As the agency's comment deadline closed April 24, plastics groups were giving the FTC polling that shows that more than 80 percent of the public considers it OK to label a plastics package or product made with chemical recycling as containing "recycled content."
One of the key questions FTC asked for input on when it launched the rewrite in December was how consumers perceive labels like recycled content and recyclable.
The American Chemistry Council said polling it conducted showed public support for advanced recycling technologies, as did the Plastics Industry Association in a similar poll.
"Consumers are increasingly interested in supporting the environment through their purchases," said Joshua Baca, ACC's vice president of plastics. "They are asking for packaging to contain more recycled plastic and that we increase recycling after use, and the data shows people want advanced recycling to be part of the circularity solution."
But a coalition of environmental groups urged FTC to reject labeling plastic from chemical recycling as recycled content.

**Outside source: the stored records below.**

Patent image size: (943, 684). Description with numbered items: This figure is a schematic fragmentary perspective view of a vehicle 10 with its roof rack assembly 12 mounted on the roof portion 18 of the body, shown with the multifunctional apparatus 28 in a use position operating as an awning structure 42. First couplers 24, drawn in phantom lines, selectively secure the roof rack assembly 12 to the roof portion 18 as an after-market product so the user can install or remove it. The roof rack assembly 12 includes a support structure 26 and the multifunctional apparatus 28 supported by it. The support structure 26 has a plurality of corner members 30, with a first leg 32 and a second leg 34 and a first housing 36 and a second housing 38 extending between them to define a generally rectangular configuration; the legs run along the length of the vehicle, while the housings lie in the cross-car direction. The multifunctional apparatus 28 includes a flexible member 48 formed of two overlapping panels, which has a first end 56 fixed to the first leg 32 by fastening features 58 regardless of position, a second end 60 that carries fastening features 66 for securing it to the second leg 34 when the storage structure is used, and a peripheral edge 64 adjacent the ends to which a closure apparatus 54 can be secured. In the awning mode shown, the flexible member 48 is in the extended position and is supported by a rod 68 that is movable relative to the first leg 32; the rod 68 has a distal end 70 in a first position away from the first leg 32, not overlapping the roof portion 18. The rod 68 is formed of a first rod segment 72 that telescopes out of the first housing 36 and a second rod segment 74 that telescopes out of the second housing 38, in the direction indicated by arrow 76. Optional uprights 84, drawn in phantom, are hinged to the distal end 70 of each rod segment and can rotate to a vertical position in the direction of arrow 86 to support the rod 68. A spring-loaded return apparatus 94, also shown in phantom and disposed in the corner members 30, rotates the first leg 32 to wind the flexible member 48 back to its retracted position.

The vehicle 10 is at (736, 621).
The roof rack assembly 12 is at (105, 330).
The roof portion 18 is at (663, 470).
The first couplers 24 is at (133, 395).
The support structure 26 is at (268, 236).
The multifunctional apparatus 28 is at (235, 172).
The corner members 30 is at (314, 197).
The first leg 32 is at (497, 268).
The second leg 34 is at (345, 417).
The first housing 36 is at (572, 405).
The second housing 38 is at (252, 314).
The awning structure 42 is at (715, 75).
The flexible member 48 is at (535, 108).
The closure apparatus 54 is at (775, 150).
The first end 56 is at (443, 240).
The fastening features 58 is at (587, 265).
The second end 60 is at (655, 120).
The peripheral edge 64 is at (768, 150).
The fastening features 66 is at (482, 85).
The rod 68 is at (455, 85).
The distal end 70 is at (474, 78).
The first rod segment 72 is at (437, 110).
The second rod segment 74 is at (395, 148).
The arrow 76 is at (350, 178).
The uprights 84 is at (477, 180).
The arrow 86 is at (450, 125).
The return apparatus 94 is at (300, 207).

The group, which includes Greenpeace USA, the Center for Biological Diversity and the Last Beach Cleanup, said companies should not be able to use a technical method known as mass balance to label chemical recycling as having recycled content.
"The chemical lobbyists have created a new hoax to try to convince the FTC to allow chemical recycling to count as recycling," said Judith Enck, president of the group Beyond Plastics and a former regional administrator in the Environmental Protection Agency. "This is a critical issue, and the FTC should forcefully reject this shameless attempt to fool the public."